Deus nunca esteve tão próximo

Prepara-te! Deus está a caminho… e de malas prontas para um merecido descanso. “Cansei dessa esculhambação de vocês e resolvi tirar umas férias, que ninguém é de ferro”, avisa Antonio Fagundes na pele do Todo Poderoso logo no início de Deus é Brasileiro, de Cacá Diegues, que estreou ontem nos cinemas. “Preciso de um santo descansado que tome conta das coisas na minha ausência”.

Mas, ao invés de um tête-a-tête com o papa, ou uma conversa com os santos reconhecidos oficialmente (nenhum deles brasileiro), Deus resolve procurar o tal “santo descansado” nestes trópicos. Talvez mais pelo “descansado”, que pelo “santo”, mas vá lá. Materializando-se no litoral de Alagoas, Ele conhece Taoca (Wagner Moura), um borracheiro e pescador malandro, que lhe servirá de guia para o encontro com o candidato a santo, Quinca das Mulas (Bruce Gomlevsky) – homem simples, de coração puro e espírito generoso, que no momento que Deus chega está numa reserva indígena no coração do Tocantins, prestando serviços comunitários. No meio do caminho, Deus e Taoca encontram Madá (Paloma Duarte), moça solitária e sonhadora, que se junta a eles na jornada em busca do “santo”.

A história surgiu de um conto de João Ubaldo Ribeiro, O Santo que Não Acreditava em Deus, retirado do livro hoje intitulado Já Podeis da Pátria Filhos, que o diretor ganhou de presente do autor em 1981. Mas não foi um parto fácil. Foram mais de 20 anos até que a primeira idéia se transformasse no filme, que por sua vez veio da 12.ª versão do roteiro, cujo rascunho inicial foi entregue por João Ubaldo em 1998. Cacá optou acertadamente por um road movie, fórmula consagrada por ele em Bye Bye Brasil, de 1979.

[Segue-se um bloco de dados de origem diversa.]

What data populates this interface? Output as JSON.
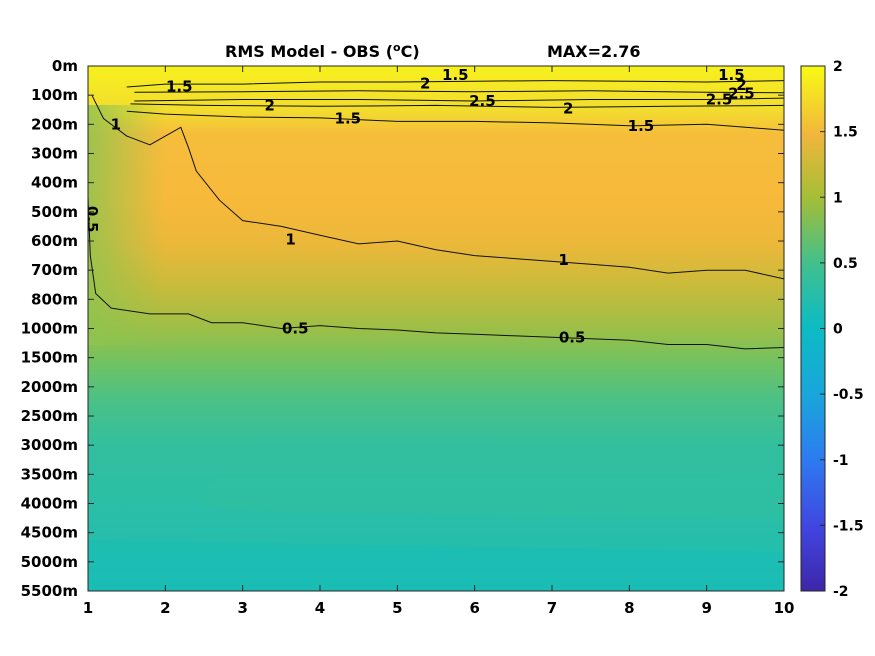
{
  "chart_data": {
    "type": "heatmap",
    "title": {
      "main": "RMS Model - OBS (",
      "sup": "o",
      "unit": "C)",
      "max_label": "MAX=2.76"
    },
    "x_ticks": [
      "1",
      "2",
      "3",
      "4",
      "5",
      "6",
      "7",
      "8",
      "9",
      "10"
    ],
    "xlim": [
      1,
      10
    ],
    "y_ticks": [
      "0m",
      "100m",
      "200m",
      "300m",
      "400m",
      "500m",
      "600m",
      "700m",
      "800m",
      "1000m",
      "1500m",
      "2000m",
      "2500m",
      "3000m",
      "3500m",
      "4000m",
      "4500m",
      "5000m",
      "5500m"
    ],
    "colorbar": {
      "ticks": [
        "2",
        "1.5",
        "1",
        "0.5",
        "0",
        "-0.5",
        "-1",
        "-1.5",
        "-2"
      ],
      "range": [
        -2,
        2
      ],
      "colormap": "parula"
    },
    "contour_levels": [
      0.5,
      1,
      1.5,
      2,
      2.5
    ],
    "contour_labels": [
      {
        "text": "1.5",
        "x": 2.18,
        "depth_index": 0.7
      },
      {
        "text": "1.5",
        "x": 5.75,
        "depth_index": 0.3
      },
      {
        "text": "1.5",
        "x": 9.32,
        "depth_index": 0.3
      },
      {
        "text": "2",
        "x": 5.36,
        "depth_index": 0.6
      },
      {
        "text": "2",
        "x": 9.45,
        "depth_index": 0.65
      },
      {
        "text": "2",
        "x": 3.35,
        "depth_index": 1.35
      },
      {
        "text": "2",
        "x": 7.21,
        "depth_index": 1.45
      },
      {
        "text": "2.5",
        "x": 6.1,
        "depth_index": 1.2
      },
      {
        "text": "2.5",
        "x": 9.16,
        "depth_index": 1.15
      },
      {
        "text": "2.5",
        "x": 9.45,
        "depth_index": 0.95
      },
      {
        "text": "1.5",
        "x": 4.36,
        "depth_index": 1.8
      },
      {
        "text": "1.5",
        "x": 8.15,
        "depth_index": 2.05
      },
      {
        "text": "1",
        "x": 1.36,
        "depth_index": 2.0
      },
      {
        "text": "1",
        "x": 3.62,
        "depth_index": 5.95
      },
      {
        "text": "1",
        "x": 7.15,
        "depth_index": 6.65
      },
      {
        "text": "0.5",
        "x": 1.05,
        "depth_index": 5.25
      },
      {
        "text": "0.5",
        "x": 3.68,
        "depth_index": 9.0
      },
      {
        "text": "0.5",
        "x": 7.26,
        "depth_index": 9.3
      }
    ],
    "contour_lines": {
      "c2_upper": [
        [
          1.5,
          0.72
        ],
        [
          2.0,
          0.62
        ],
        [
          3.0,
          0.62
        ],
        [
          4.0,
          0.55
        ],
        [
          5.0,
          0.55
        ],
        [
          6.0,
          0.52
        ],
        [
          7.0,
          0.5
        ],
        [
          8.0,
          0.52
        ],
        [
          9.0,
          0.55
        ],
        [
          10.0,
          0.5
        ]
      ],
      "c25_upper": [
        [
          1.6,
          0.9
        ],
        [
          3.0,
          0.88
        ],
        [
          4.5,
          0.85
        ],
        [
          6.0,
          0.88
        ],
        [
          7.5,
          0.85
        ],
        [
          9.0,
          0.9
        ],
        [
          10.0,
          0.92
        ]
      ],
      "c25_lower": [
        [
          1.6,
          1.2
        ],
        [
          3.0,
          1.15
        ],
        [
          4.5,
          1.15
        ],
        [
          6.0,
          1.2
        ],
        [
          7.5,
          1.15
        ],
        [
          9.0,
          1.15
        ],
        [
          10.0,
          1.1
        ]
      ],
      "c2_lower": [
        [
          1.55,
          1.3
        ],
        [
          2.5,
          1.35
        ],
        [
          4.0,
          1.38
        ],
        [
          5.5,
          1.35
        ],
        [
          7.0,
          1.42
        ],
        [
          8.5,
          1.38
        ],
        [
          10.0,
          1.35
        ]
      ],
      "c15": [
        [
          1.5,
          1.55
        ],
        [
          2.0,
          1.65
        ],
        [
          3.0,
          1.75
        ],
        [
          4.0,
          1.78
        ],
        [
          5.0,
          1.9
        ],
        [
          6.0,
          1.9
        ],
        [
          7.0,
          1.95
        ],
        [
          8.0,
          2.05
        ],
        [
          9.0,
          2.0
        ],
        [
          10.0,
          2.2
        ]
      ],
      "c1": [
        [
          1.05,
          1.0
        ],
        [
          1.2,
          1.8
        ],
        [
          1.5,
          2.4
        ],
        [
          1.8,
          2.7
        ],
        [
          2.2,
          2.1
        ],
        [
          2.3,
          2.8
        ],
        [
          2.4,
          3.6
        ],
        [
          2.7,
          4.6
        ],
        [
          3.0,
          5.3
        ],
        [
          3.5,
          5.5
        ],
        [
          4.0,
          5.8
        ],
        [
          4.5,
          6.1
        ],
        [
          5.0,
          6.0
        ],
        [
          5.5,
          6.3
        ],
        [
          6.0,
          6.5
        ],
        [
          6.5,
          6.6
        ],
        [
          7.0,
          6.7
        ],
        [
          7.5,
          6.8
        ],
        [
          8.0,
          6.9
        ],
        [
          8.5,
          7.1
        ],
        [
          9.0,
          7.0
        ],
        [
          9.5,
          7.0
        ],
        [
          10.0,
          7.3
        ]
      ],
      "c05": [
        [
          1.0,
          2.6
        ],
        [
          1.0,
          4.5
        ],
        [
          1.03,
          6.5
        ],
        [
          1.1,
          7.8
        ],
        [
          1.3,
          8.3
        ],
        [
          1.8,
          8.5
        ],
        [
          2.3,
          8.5
        ],
        [
          2.6,
          8.8
        ],
        [
          3.0,
          8.8
        ],
        [
          3.5,
          9.0
        ],
        [
          4.0,
          8.9
        ],
        [
          4.5,
          9.0
        ],
        [
          5.0,
          9.05
        ],
        [
          5.5,
          9.15
        ],
        [
          6.0,
          9.2
        ],
        [
          6.5,
          9.25
        ],
        [
          7.0,
          9.3
        ],
        [
          7.5,
          9.35
        ],
        [
          8.0,
          9.4
        ],
        [
          8.5,
          9.55
        ],
        [
          9.0,
          9.55
        ],
        [
          9.5,
          9.7
        ],
        [
          10.0,
          9.65
        ]
      ]
    }
  }
}
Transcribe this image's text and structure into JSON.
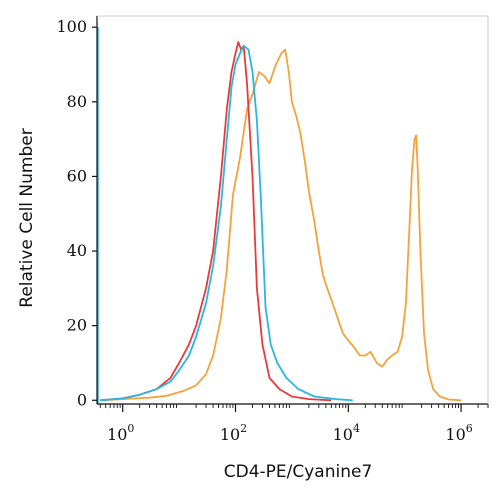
{
  "chart_data": {
    "type": "line",
    "xlabel": "CD4-PE/Cyanine7",
    "ylabel": "Relative Cell Number",
    "x_scale": "log",
    "xlim": [
      0.35,
      3000000
    ],
    "ylim": [
      -1,
      103
    ],
    "x_ticks": [
      {
        "value": 1,
        "base": "10",
        "exp": "0"
      },
      {
        "value": 100,
        "base": "10",
        "exp": "2"
      },
      {
        "value": 10000,
        "base": "10",
        "exp": "4"
      },
      {
        "value": 1000000,
        "base": "10",
        "exp": "6"
      }
    ],
    "y_ticks": [
      {
        "value": 0,
        "label": "0"
      },
      {
        "value": 20,
        "label": "20"
      },
      {
        "value": 40,
        "label": "40"
      },
      {
        "value": 60,
        "label": "60"
      },
      {
        "value": 80,
        "label": "80"
      },
      {
        "value": 100,
        "label": "100"
      }
    ],
    "grid": false,
    "series": [
      {
        "color": "#f4a23c",
        "points": [
          [
            0.4,
            0
          ],
          [
            1,
            0.3
          ],
          [
            3,
            0.7
          ],
          [
            6,
            1.2
          ],
          [
            12,
            2.5
          ],
          [
            20,
            4
          ],
          [
            30,
            7
          ],
          [
            40,
            12
          ],
          [
            55,
            22
          ],
          [
            70,
            35
          ],
          [
            90,
            55
          ],
          [
            120,
            65
          ],
          [
            160,
            78
          ],
          [
            200,
            82
          ],
          [
            260,
            88
          ],
          [
            320,
            87
          ],
          [
            400,
            85
          ],
          [
            520,
            90
          ],
          [
            650,
            93
          ],
          [
            760,
            94
          ],
          [
            880,
            88
          ],
          [
            1000,
            80
          ],
          [
            1200,
            76
          ],
          [
            1400,
            72
          ],
          [
            1700,
            64
          ],
          [
            2000,
            56
          ],
          [
            2500,
            48
          ],
          [
            3000,
            40
          ],
          [
            3500,
            34
          ],
          [
            4000,
            31
          ],
          [
            5000,
            27
          ],
          [
            6500,
            22
          ],
          [
            8000,
            18
          ],
          [
            10000,
            16
          ],
          [
            13000,
            14
          ],
          [
            16000,
            12
          ],
          [
            20000,
            12
          ],
          [
            25000,
            13
          ],
          [
            32000,
            10
          ],
          [
            40000,
            9
          ],
          [
            50000,
            11
          ],
          [
            60000,
            12
          ],
          [
            75000,
            13
          ],
          [
            90000,
            17
          ],
          [
            105000,
            26
          ],
          [
            120000,
            45
          ],
          [
            135000,
            62
          ],
          [
            150000,
            70
          ],
          [
            160000,
            71
          ],
          [
            170000,
            62
          ],
          [
            190000,
            40
          ],
          [
            220000,
            18
          ],
          [
            260000,
            8
          ],
          [
            320000,
            3
          ],
          [
            420000,
            1
          ],
          [
            600000,
            0.2
          ],
          [
            1000000,
            0
          ]
        ]
      },
      {
        "color": "#e83a3a",
        "points": [
          [
            0.4,
            0
          ],
          [
            1,
            0.5
          ],
          [
            2,
            1.5
          ],
          [
            4,
            3
          ],
          [
            7,
            6
          ],
          [
            10,
            10
          ],
          [
            15,
            15
          ],
          [
            20,
            20
          ],
          [
            30,
            30
          ],
          [
            40,
            40
          ],
          [
            55,
            60
          ],
          [
            70,
            78
          ],
          [
            85,
            88
          ],
          [
            100,
            93
          ],
          [
            112,
            96
          ],
          [
            125,
            94
          ],
          [
            140,
            95
          ],
          [
            160,
            85
          ],
          [
            200,
            60
          ],
          [
            240,
            30
          ],
          [
            300,
            15
          ],
          [
            400,
            6
          ],
          [
            600,
            3
          ],
          [
            1000,
            1
          ],
          [
            2000,
            0.3
          ],
          [
            5000,
            0
          ]
        ]
      },
      {
        "color": "#29b6e6",
        "points": [
          [
            0.4,
            0
          ],
          [
            1,
            0.5
          ],
          [
            2,
            1.5
          ],
          [
            4,
            3
          ],
          [
            7,
            5
          ],
          [
            10,
            8
          ],
          [
            15,
            12
          ],
          [
            20,
            17
          ],
          [
            30,
            26
          ],
          [
            40,
            36
          ],
          [
            55,
            52
          ],
          [
            70,
            70
          ],
          [
            85,
            84
          ],
          [
            100,
            90
          ],
          [
            120,
            93
          ],
          [
            140,
            95
          ],
          [
            170,
            94
          ],
          [
            200,
            88
          ],
          [
            240,
            75
          ],
          [
            280,
            55
          ],
          [
            340,
            25
          ],
          [
            420,
            15
          ],
          [
            550,
            10
          ],
          [
            800,
            6
          ],
          [
            1300,
            3
          ],
          [
            2500,
            1
          ],
          [
            6000,
            0.3
          ],
          [
            12000,
            0
          ]
        ]
      }
    ]
  }
}
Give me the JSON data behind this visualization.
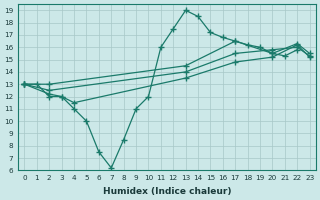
{
  "xlabel": "Humidex (Indice chaleur)",
  "bg_color": "#cce8e8",
  "line_color": "#1a7a6a",
  "grid_color": "#a8c8c8",
  "xlim": [
    -0.5,
    23.5
  ],
  "ylim": [
    6,
    19.5
  ],
  "xticks": [
    0,
    1,
    2,
    3,
    4,
    5,
    6,
    7,
    8,
    9,
    10,
    11,
    12,
    13,
    14,
    15,
    16,
    17,
    18,
    19,
    20,
    21,
    22,
    23
  ],
  "yticks": [
    6,
    7,
    8,
    9,
    10,
    11,
    12,
    13,
    14,
    15,
    16,
    17,
    18,
    19
  ],
  "lines": [
    {
      "x": [
        0,
        1,
        2,
        3,
        4,
        5,
        6,
        7,
        8,
        9,
        10,
        11,
        12,
        13,
        14,
        15,
        16,
        17,
        18,
        19,
        20,
        21,
        22
      ],
      "y": [
        13,
        13,
        12,
        12,
        11,
        10,
        7.5,
        6.2,
        8.5,
        11,
        12,
        16,
        17.5,
        19,
        18.5,
        17.2,
        16.8,
        16.5,
        16.2,
        16,
        15.5,
        15.3,
        15.8
      ]
    },
    {
      "x": [
        0,
        2,
        3,
        4,
        13,
        17,
        20,
        22,
        23
      ],
      "y": [
        13,
        12.2,
        12,
        11.5,
        13.5,
        14.8,
        15.2,
        16.2,
        15.2
      ]
    },
    {
      "x": [
        0,
        2,
        13,
        17,
        20,
        22,
        23
      ],
      "y": [
        13,
        12.5,
        14,
        15.5,
        15.8,
        16,
        15.3
      ]
    },
    {
      "x": [
        0,
        2,
        13,
        17,
        20,
        22,
        23
      ],
      "y": [
        13,
        13,
        14.5,
        16.5,
        15.5,
        16.3,
        15.5
      ]
    }
  ]
}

Os três protagonistas vivem uma odisséia até encontrar Quinca das Mulas no intocado cerrado do Jalapão, no Tocantins (cuja Secretaria da Cultura deu “preciosa ajuda” para a realização do filme). “Para acentuar o conflito entre a obra de Deus e aquilo que o homem fez dela e de si mesmo, era preciso encontrar uma região suntuosa e selvagem, que ainda não tivesse sido modificada pela ação humana”, explica Diegues.

Mas o que mais chama a atenção no filme é o temperamento do Divino: rabugento, irônico, com uma certa arrogância enfastiada, Ele demonstra um imenso desprezo pela pequenez das suas criaturas, e diverte muito nos diálogos transbordantes de sarcasmo – “Nunca escrevi nada por linhas tortas a minha vida inteira, vocês é que não sabem ler”. Fagundes está brilhante e à vontade na pele do Todo Poderoso: “Como ninguém sabe como Deus fala ou anda, pude ficar à vontade para criar o meu Deus”, diz. Tudo somado, Cacá oferece um filme leve, divertido e despretensioso. Que Deus nos acompanhe.